«Бесконечно трагичен образ этой барышни, порхающей с молодцом поручиком в очаровательном танце и не знающей, что ее кавалера всего час как высекли».
К пониманию Гоголя
Не всем известна поэма, весьма романтически названная, автор которой снабдил ее во избежание неясности и кривотолков ценными подстрочными примечаниями, объясняющими отдельные слова в стихах поэмы: «Уайт-роза – духи фабрики Аткинсона; Ананда – ученик Будды; Томсон – английский физик, автор теории вихревого строения вселенной; Дева Радужных Ворот – гностический термин Софии Премудрости, встречаемый в стихотворении Владимира Соловьева; Арбат – улица в Москве; Минангуа – модная московская портниха 90-х годов».
Подобный прием мог бы быть использован.
В одной из многочисленных тетрадей Генриха под рубрикой «Наблюдения холодного ума» значилось несколько в разное время сделанных записей: «Новая проза отметет вещи с большой буквы, а заодно и ребяческое желание равнять искусство по радио, пару и электронам, ибо человеку все было известно о полете до изобретения летательных машин. Новой прозе не нужна будет и внешняя словесная фантастика. Она покажет фантастичность человека, сидящего у себя дома на стуле. С невиданной еще экономией изобразительных средств новая проза покажет и утвердит навсегда мистериальность самого ничтожного жизненного факта, такого, рядом с которым “Шинель” покажется необычайной романтической трагедией. Путь к завоеванию вселенной человеком будет понят тогда как путь служения человека. Завоевание новых форм в искусстве будет достигнуто самоотверженным очищением и небывалым самоограничением. Все, что действительно возможно изобрести в области художественной прозы, будет найдено художником в себе самом. Лишь тогда сумеют наконец изображать события современности так, словно они уже некогда происходили. А события прошедшие – так, словно им только предстоит еще произойти. Неизбежен решительный бой между вещью с большой буквы и вещами; при этом многие выбудут из строя, но искусство лишь выиграет. Новая проза несомненно предпочтет обходиться не только без сюжета, а даже без внешней занимательности. Как и все истинно новое, новая проза родится в тишине и начнет с того, что всячески оградит себя от тлетворного и постыдного успеха у большинства.
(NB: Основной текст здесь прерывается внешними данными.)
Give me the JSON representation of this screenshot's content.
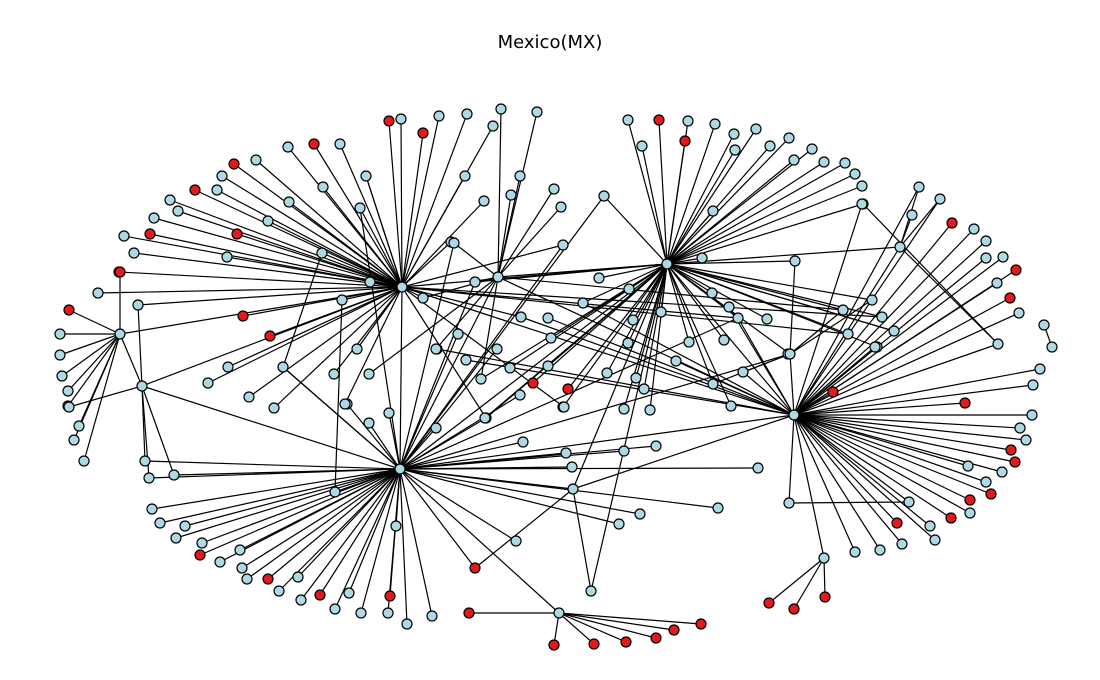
{
  "title": "Mexico(MX)",
  "colors": {
    "regular_node": "#add8e6",
    "highlight_node": "#e31a1c",
    "edge": "#000000"
  },
  "legend": "none"
}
В некотором согласии с изложенным Флобер всю жизнь мечтал написать “Книгу ни о чем”, книгу, которая по возможности вовсе лишена была бы сюжета; по его мнению, самые прекрасные произведения – те, в которых меньше всего материи, то есть те, в которых выражение настолько приближается к мысли, что слово исчезает. “Серафита” Бальзака – все-таки слишком еще “о чем” написана с точки зрения флоберовского требования. Но приближение к мысли – самое нужное, если понять это как должно».
Отбросив от себя надоевшую тетрадь, он подумал: «Непременно скажут обо мне, что я тщетно силился дойти до каких-то необычайно тонких и глубоких открытий в искусстве, бесплодно искал какой-то микроскопической и философской бездонности и что написанное мною в конце концов положительно далеко от настоящего творчества. Так приблизительно сам о себе, о своем творчестве определенного периода высказался Леонтьев, не пожелав дожидаться, когда наконец о нем заговорят другие».
Генрих вдруг затосковал по впечатлениям, по тому, что случается, что происходит в жизни само собой, а не выдумывается хотя бы и гениально в книгах. И не успел он затосковать по настоящему, ему подали порядочно затертую визитную карточку, на которой значилось: «Надежда Александровна Бабкина, предсказательница прошедшего».
Это привело его в недоумение, но, догадавшись взглянуть на оборотную сторону, он прочел несколько слов, написанных знакомым, не вполне разборчивым почерком: «Дорогой друг, приходите же. Я одна и мне порою слишком грустно. Последнее время не играю. Ужасно, ужасно соскучилась без вас. Приходите сегодня, сейчас. Если это нужно, назовите для себя визитом к актрисе».
Он прочитал эти несколько слов с волнением, от которого щекочущее тепло переливалось в области предсердия, но, «схватив дрожащими руками шапку», не побежал к ней тотчас же, как вынужден был бы поступить иной герой, играющий роль «материала» для автора, занятого будничной психологией. Он вовсе не намерен был служить кому бы то ни было материалом или играть роль.
– Не играю, – повторил он не без удовольствия. – Все в театре неважно, условно, переменчиво, недолговечно; сутью же его всегда будет лишь любовь Ромео к Джульетте. На этой любви все основано в жизни, а следовательно должно быть основано и в театре, как удостоверил один бывший директор императорских театров.